I bought my council property in Feb. Its a spacious 2 bed terraced house in a nice area in close proximity to good schools and was my only means of being able to own a property. I have 2 teenage kids sharing a room but my plan was always to put an extension in downstairs to reconfigure the lay out and create a further bedroom for my son.
The week before I completed I found out I am pregnant which is amazing news as we didn't think it was possible. We are really excited about this but a little worried about what we do with the house situation. My boyfriend is intending to move in here and we will also have the baby in our room with us so we are going to be packed in like sardines. He has so much stuff including a drum kit (but that is a whole other thread)
My plan was to continue with the extension plans and maybe move somewhere bigger in years to come but everyone is telling me I am mad to spend that kind of money on the house and go through the upheaval, only to move. I know it will add considerable value to the house and they always sell as soon as they come on the market in my street.
If I sell my house and buy something with DP we will lose a lot of money as i was given a discount for being a council tenant.
I payed £175k for my house and a 4 bed in this area is about £400k so I don't think we could really afford the jump and I don't want to mortgage myself to the eyeballs.
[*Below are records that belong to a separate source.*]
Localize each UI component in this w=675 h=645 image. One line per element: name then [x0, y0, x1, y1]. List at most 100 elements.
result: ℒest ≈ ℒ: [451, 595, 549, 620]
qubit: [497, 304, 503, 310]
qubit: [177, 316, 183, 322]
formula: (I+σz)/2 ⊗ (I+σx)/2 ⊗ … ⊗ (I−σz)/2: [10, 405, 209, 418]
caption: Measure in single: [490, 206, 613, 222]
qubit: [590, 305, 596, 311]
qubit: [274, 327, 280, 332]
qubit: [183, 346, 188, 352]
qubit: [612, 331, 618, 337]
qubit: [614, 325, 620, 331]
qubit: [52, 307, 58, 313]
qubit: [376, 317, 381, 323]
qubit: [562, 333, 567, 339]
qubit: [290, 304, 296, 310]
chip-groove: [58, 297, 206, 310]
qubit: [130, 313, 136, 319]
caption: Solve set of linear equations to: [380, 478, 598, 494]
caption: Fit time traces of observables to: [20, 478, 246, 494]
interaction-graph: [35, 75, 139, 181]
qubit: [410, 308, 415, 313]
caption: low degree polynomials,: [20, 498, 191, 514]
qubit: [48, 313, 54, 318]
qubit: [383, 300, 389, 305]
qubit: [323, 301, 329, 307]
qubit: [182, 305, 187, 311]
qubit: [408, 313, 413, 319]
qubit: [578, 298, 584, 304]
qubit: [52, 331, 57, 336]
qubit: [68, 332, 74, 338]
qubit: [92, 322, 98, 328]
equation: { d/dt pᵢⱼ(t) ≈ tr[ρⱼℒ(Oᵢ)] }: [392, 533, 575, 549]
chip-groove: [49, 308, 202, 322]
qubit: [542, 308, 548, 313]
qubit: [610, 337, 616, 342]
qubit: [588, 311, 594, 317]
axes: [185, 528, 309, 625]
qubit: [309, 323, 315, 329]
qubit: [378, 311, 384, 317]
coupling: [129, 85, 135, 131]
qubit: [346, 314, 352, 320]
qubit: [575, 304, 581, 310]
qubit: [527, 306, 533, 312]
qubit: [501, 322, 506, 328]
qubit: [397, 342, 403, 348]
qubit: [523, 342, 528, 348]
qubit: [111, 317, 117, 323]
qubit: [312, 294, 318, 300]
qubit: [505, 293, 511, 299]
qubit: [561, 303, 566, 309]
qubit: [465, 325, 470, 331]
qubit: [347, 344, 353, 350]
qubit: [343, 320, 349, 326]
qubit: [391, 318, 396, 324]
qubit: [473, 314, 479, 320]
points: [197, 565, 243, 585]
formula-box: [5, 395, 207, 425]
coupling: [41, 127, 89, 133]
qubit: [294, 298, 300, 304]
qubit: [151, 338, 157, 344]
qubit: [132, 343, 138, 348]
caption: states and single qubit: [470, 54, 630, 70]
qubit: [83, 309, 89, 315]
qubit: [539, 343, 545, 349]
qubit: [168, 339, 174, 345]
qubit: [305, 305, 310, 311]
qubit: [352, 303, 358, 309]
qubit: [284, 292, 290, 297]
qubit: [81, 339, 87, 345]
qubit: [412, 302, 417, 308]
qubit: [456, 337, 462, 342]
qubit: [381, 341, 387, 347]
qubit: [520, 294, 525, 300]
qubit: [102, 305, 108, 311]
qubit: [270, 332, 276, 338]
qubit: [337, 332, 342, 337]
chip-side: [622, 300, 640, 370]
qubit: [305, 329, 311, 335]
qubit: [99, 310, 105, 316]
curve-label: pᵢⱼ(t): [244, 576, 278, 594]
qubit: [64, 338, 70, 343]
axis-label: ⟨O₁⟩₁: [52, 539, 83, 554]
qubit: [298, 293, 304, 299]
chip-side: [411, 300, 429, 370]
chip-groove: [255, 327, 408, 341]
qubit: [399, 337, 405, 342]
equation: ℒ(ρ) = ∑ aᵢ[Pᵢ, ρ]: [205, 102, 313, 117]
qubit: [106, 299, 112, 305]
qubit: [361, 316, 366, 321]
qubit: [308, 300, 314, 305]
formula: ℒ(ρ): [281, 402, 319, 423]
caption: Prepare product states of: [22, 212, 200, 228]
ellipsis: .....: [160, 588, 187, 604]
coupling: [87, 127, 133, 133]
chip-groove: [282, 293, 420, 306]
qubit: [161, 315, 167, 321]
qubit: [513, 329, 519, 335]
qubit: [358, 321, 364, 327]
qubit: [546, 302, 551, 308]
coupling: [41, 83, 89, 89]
I love my DP very much and don't foresee us splitting up but I always keep it in the back of my mind as my ex left me with thousands in debt. I can afford this house should the worst ever happen.
I am in the process of getting quotes from architects for the work we would like done so I am slightly oblivious to how much this is all going to cost, but DP is going to help pay for this. He earns a lot more than me and with some overtime we can put down a good chunk of money in cash and take the rest out in a loan.
I just have this nagging doubt in the back of my head that it still won't be big enough.